The Pilot Project Has Begun!

We spearheaded this project in Kensington, London, partnering with SET Kensington, The Ukrainian Community Centre and various Afghan and Syrian refugee networks and The Playground Theatre, Latimer Road, W10, commissioned by K+C Festival.

In the pilot project, we ran weekly multi-lingual mixed gender drama workshops – with accompanying creche and hot meal - at SET Kensington for three months, for refugees and host community members. We worked with the highly respected Syrian actor Arwa Omaren, who came here as an asylum seeker herself, and two Ukrainian actors, Alina Venerchuk, who arrived a few weeks before the project, and Valery Danko.

Tour Workshops 

Alongside the new adaptation, we will be running further ten weeks of multi-lingual weekly drama workshops with refugees and host community members in different regions of the country.

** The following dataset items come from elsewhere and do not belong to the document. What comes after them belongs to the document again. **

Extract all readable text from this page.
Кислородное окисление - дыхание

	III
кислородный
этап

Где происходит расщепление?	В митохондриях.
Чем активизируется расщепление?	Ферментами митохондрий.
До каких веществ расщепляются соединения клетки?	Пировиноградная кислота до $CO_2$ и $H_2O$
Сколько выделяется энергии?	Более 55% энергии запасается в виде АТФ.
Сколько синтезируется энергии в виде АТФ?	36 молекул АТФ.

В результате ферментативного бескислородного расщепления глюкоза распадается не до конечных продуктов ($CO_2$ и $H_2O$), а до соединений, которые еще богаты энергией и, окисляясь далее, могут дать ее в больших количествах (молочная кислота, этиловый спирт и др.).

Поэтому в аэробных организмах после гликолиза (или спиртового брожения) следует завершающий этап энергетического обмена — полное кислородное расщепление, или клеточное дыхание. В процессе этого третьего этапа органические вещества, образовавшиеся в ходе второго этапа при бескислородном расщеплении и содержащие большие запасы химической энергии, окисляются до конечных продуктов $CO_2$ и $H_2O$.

At every location we tour, we will incorporate local refugee/host community workshop members and their stories into the cast of the play, after a week of intensive rehearsals in each location.

 

We are incorporating host communities into the workshops, in order to help migrants make friends and build bonds with host community members, rather than find themselves stuck in ghettoes.

 

We are also running a creche for the participants’ children and provide participants with a hot meal, to help them build community ties.

The Play Itself 

On top of the workshops, we also had a one-off four weeks of rehearsals with the refugee/host community professional cast to create the core of the play. Subsequently, we will re-rehearse the play for a week in each location with local cast members, who will supply the chorus etc, and work their own stories into the play.

London Mini Tour 

On the back of the pilot project, the immediate aim is to set up a London-wide mini-tour and community drama workshops.  In 2023 we performed at the Chelsea Theatre, on the World's End Council Estate, SW7, and are talking to other councils, community centres and theatres in South London, East London and North London. The intention is that in every theatre we will produce a performance which relates to and includes the local community, in order to build bonds.

UK Tour 

Building on the success of the project in London, our future intention is to roll the tour out country-wide, partnering with local councils and communities.

Why Do It This Way? 

The reason for recreating the project in this way is to expand our reach, both of the psycho-social support workshops and the advocacy reach of the play itself. We have always had enormous demand to tour our plays, but it is almost impossible to tour a play with an amateur cast – they have their own lives and families. However, by incorporating a core cast of refugees/host community who are professional actors, and working with refugee/host community amateurs in each individual area, we will be able to overcome this challenge to create a powerful and emotive production, while staying true to the key aims of our project.